As you see, we have 2 fact tables(of differing grain) and multiple dimension tables linking to the facts. Each fact table has a set of pre-defined measures as shown below
From an end-user perspective, each of the measures above are nothing but attributes of data. So, in effect if you model this in Essbase, what essbase will do is, it will maintain an internal single measure called (<Data>) and then everything else are nothing but attributes of this single measure(i.e dimensions. How these are internally stored within Essbase is determined by the 2 storage options BSO and ASO). So, to model this similar to Essbase, we start with separating out measures into its own dimension table called Measure as shown below
Then we create 2 new Materialized Views, Sales_Data & Costs_Data, on top the Sales and Costs fact tables as shown below
So the actual relationship diagram between the fact and dimension tables will look as shown below
So far so good. What this enables us is a fact that we can now sort of treat all measures as dimension attributes. But how do we now provide the ability to treat dimension attributes as measures.
This is done by applying Filter function on the DATA column. For example, to create a measure called Direct Sales we create a logical column and then apply a function as shown below
FILTER("SH - Multiple Measure Dimensions"."Sales - Facts".Sales USING "SH - Multiple Measure Dimensions".Channels."Channel Class" = 'Direct')
This way, we can create as many logical measure columns as possible depending on what we need to treat as measures in the presentation layer.
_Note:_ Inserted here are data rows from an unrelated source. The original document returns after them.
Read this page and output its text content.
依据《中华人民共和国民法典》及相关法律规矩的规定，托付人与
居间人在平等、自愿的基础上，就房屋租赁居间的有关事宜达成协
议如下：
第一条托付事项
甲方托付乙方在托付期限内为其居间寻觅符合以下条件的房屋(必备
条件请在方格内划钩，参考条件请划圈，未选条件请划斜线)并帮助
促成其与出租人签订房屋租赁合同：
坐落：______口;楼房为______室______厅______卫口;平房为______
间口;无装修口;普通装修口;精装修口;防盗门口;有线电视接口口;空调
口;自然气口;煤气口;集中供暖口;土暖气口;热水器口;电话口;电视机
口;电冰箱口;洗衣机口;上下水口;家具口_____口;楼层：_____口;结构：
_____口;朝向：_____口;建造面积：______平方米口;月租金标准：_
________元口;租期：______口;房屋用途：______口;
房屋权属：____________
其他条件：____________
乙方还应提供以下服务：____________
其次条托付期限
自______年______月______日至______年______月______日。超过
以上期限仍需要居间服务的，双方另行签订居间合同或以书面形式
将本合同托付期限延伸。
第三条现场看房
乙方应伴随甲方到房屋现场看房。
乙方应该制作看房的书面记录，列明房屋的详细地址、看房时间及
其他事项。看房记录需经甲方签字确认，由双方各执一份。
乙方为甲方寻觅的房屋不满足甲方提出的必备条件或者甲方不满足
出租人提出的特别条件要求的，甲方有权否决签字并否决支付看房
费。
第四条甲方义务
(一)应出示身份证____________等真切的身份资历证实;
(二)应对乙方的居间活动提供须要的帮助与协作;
The good part about this is, we can use an attribute as a measure and also as a dimension.
The idea is we build a model containing the following presentation layer
For every dimension table, there will be a corresponding Fact Measure table with measures required for reporting.
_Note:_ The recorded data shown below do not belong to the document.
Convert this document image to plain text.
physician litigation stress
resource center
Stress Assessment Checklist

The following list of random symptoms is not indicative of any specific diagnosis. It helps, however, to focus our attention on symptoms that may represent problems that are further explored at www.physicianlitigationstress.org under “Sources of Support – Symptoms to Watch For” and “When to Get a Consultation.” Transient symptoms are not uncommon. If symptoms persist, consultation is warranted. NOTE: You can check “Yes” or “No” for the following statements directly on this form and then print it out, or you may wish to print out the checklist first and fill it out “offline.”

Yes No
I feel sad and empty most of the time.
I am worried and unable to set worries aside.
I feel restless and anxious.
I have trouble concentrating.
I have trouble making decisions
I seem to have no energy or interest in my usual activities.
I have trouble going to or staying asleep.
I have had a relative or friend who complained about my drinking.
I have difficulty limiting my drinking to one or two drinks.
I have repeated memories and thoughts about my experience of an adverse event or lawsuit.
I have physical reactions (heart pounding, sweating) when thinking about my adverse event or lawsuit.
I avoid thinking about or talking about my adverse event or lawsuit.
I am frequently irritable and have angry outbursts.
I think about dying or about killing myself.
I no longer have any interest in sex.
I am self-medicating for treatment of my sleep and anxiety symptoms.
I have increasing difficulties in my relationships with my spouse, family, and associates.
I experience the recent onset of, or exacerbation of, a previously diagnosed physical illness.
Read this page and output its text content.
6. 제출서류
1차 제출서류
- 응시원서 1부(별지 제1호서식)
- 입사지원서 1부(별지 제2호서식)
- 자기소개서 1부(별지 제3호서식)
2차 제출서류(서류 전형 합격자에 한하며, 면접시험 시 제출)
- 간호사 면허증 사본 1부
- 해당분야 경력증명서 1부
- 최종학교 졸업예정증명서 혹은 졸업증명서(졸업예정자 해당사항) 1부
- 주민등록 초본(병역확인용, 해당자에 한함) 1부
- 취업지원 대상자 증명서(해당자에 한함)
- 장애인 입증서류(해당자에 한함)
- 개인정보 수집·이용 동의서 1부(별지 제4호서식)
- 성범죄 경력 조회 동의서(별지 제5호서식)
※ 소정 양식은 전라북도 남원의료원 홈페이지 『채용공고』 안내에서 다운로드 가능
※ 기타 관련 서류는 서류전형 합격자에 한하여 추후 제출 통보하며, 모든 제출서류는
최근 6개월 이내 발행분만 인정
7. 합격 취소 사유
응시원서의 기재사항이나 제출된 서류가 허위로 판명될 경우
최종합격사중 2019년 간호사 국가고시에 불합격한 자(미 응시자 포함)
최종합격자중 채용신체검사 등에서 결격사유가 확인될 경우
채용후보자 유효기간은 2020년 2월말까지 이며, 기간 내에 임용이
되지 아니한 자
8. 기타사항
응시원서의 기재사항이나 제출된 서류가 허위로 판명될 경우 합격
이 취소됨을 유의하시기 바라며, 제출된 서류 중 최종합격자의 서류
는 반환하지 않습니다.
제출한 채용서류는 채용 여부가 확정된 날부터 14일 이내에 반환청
So, to achieve the first requirement where we need to convert the measures as dimension attributes, we choose the following columns in the report
If we look at the SQL of this report, you would notice that FILTER function converts it into relevant case when statements thereby providing us with the ability to do multi-dimensional analysis
select T14286.PROMO_NAME as c1, T14409.MEASURE as c2, sum(case when T14224.CHANNEL_CLASS = 'Direct' then T14394.DATA end ) as c3, sum(case when T14224.CHANNEL_CLASS = 'Indirect' then T14394.DATA end ) as c4, T14286.PROMO_ID as c5, T14409.MEASURE_ID as c6 from MEASURES T14409, PROMOTIONS T14286, CHANNELS T14224, SALES_DATA T14394 where ( T14224.CHANNEL_ID = T14394.CHANNEL_ID and T14286.PROMO_ID = T14394.PROMO_ID and T14394.MEASURE_ID = T14409.MEASURE_ID and (T14224.CHANNEL_CLASS in ('Direct', 'Indirect')) and (T14409.MEASURE in ('Amount Sold', 'Quantity Sold', 'Unit Cost', 'Unit Price')) ) group by T14286.PROMO_ID, T14286.PROMO_NAME, T14409.MEASURE, T14409.MEASURE_ID order by c1, c2
Similarly to solve the second requirement, we just need to pull the relevant measure attributes from the measure dimension and then use the DATA field for our measure
There are significant advantages of this method as this does not fix us to any specific dimension/measure. It provides an ability where we can swap measures and dimensions at will.
So the question to everyone reading this is, do we need measures at all in the Fact table(apart from the implicit Data Fact column)? Majority of the tools like BOBJ, Cognos etc all require measures to be assigned explicitly. How about forking out the measures into their own dimension and then treat everything else as normal? Are there any downsides to this approach? The features offered seem to outweigh the conventional modeling method. But i am aware that there could be potential problems with this as well. One problem which i could see is the performance. The size of the fact tables can grow quite quickly if there are a lot of measures. Also, the end-users might have to get used to this model. Is there anything else that you see could become potential problems in the future? If so, do put your thoughts in the comments section.